Diskussionen über die Texte von Rammstein (die wohl Geschmacksache sind und für die hier keine Lanze gebrochen werden soll) sind im Web natürlich im Gange. [Siehe: Rammstein – Liebe Ist Für Alle Da Stand 10.11.09]
Es ergibt sich eine interessante Situation, wenn man bedenkt was das Oberhaupt der katholischen Kirche vor kurzem völlig unzensiert auf einem Flug nach Afrika verbreitet hat: „Man kann das Aids-Problem nicht durch die Verteilung von Kondomen regeln. Ihre Benutzung verschlimmert vielmehr das Problem“
[Papst Benedikt XVI. Kondome verschlimmern das Aids-Problem, Stand: 10.11.2009]
Hier könnte man sich fragen: Was ist die Freiheit der Kunst?
Darf im Rahmen von politischer Propaganda, religiöser Verblendung und Kollektivzwang alles, im Rahmen der Kunst weniger gesagt werden? Diese Frage drängt sich auf.
Denn etwas Ähnliches ereignete sich vor kurzem in etwa dieser Art und Weise.
Die Werbeplakate von Blutsfreundschaft , dem aktuellen Film von Peter Kern stießen bei der Stadt Wien auf geharnischten Widerstand.
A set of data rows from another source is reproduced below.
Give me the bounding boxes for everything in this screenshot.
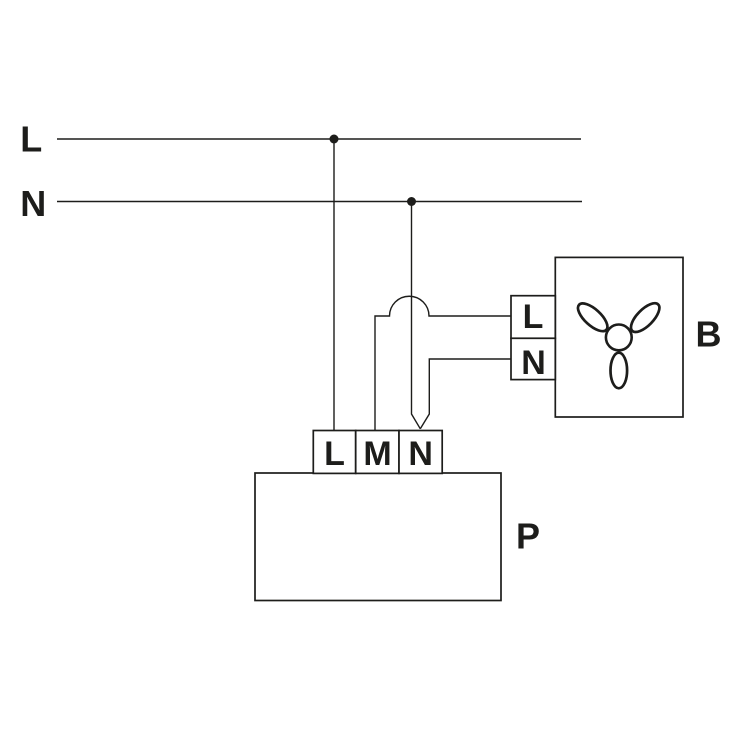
fan terminal box N <box>511 338 555 379</box>
junction dot on N line <box>407 197 416 206</box>
svg-text:N: N <box>408 435 433 473</box>
fan box B <box>555 257 683 417</box>
wire from controller terminal M to fan terminal L with hop over N wire <box>375 296 511 430</box>
fan icon blade upper-right <box>626 299 663 337</box>
wire from L junction down to controller terminal L <box>333 139 335 431</box>
fan icon hub <box>606 325 632 351</box>
controller terminal box M <box>356 431 399 474</box>
svg-text:L: L <box>523 298 544 336</box>
svg-text:L: L <box>20 119 42 160</box>
svg-text:B: B <box>696 314 722 355</box>
svg-text:N: N <box>521 344 546 382</box>
svg-text:N: N <box>20 183 46 224</box>
controller box P <box>255 473 501 601</box>
power line N <box>57 201 582 203</box>
svg-text:M: M <box>363 435 391 473</box>
fan icon blade bottom <box>611 353 628 389</box>
junction dot on L line <box>330 135 339 144</box>
fan icon blade upper-left <box>574 299 612 336</box>
wire from fan terminal N down into arrow (right half) <box>420 359 511 429</box>
fan terminal box L <box>511 296 555 339</box>
power line L <box>57 138 581 140</box>
svg-text:P: P <box>516 515 540 556</box>
svg-text:L: L <box>324 435 345 473</box>
controller terminal box N <box>399 431 442 474</box>
controller terminal box L <box>313 431 355 474</box>
wire from N junction down into arrow (left half) <box>412 202 421 429</box>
Der Film der im österreichischen Neonazimilieu spielt, wollte, mit Mitteln die der Kunst eigen sind, Aufmerksamkeit erzeugen und gleichzeitig in der Werbekampagne die Realität zu Wort kommen lassen. Die mit Sprüchen wie „Soziale Wärme statt Woame“ [Hierzu eine differenzierte aber völlig anders geartete Kritik.] versehenen Plakate, die zur Bewerbung des Films dienen sollten und wie Werbeplakate einer rechtsextremen Partei gestaltet waren, wurden von der Gewista mit dem Argument abgelehnt „rechte Inhalte“ zu verbreiten. Die wegen des Effekts gewünschten Dreieckständer, die üblicherweise bei Wahlen zur Anwendung kommen und eine gewisse Authentizität vermittelt hätten, wurden verweigert. [Mit den Waffen der Rechtspopulisten, Stand 10.11.09]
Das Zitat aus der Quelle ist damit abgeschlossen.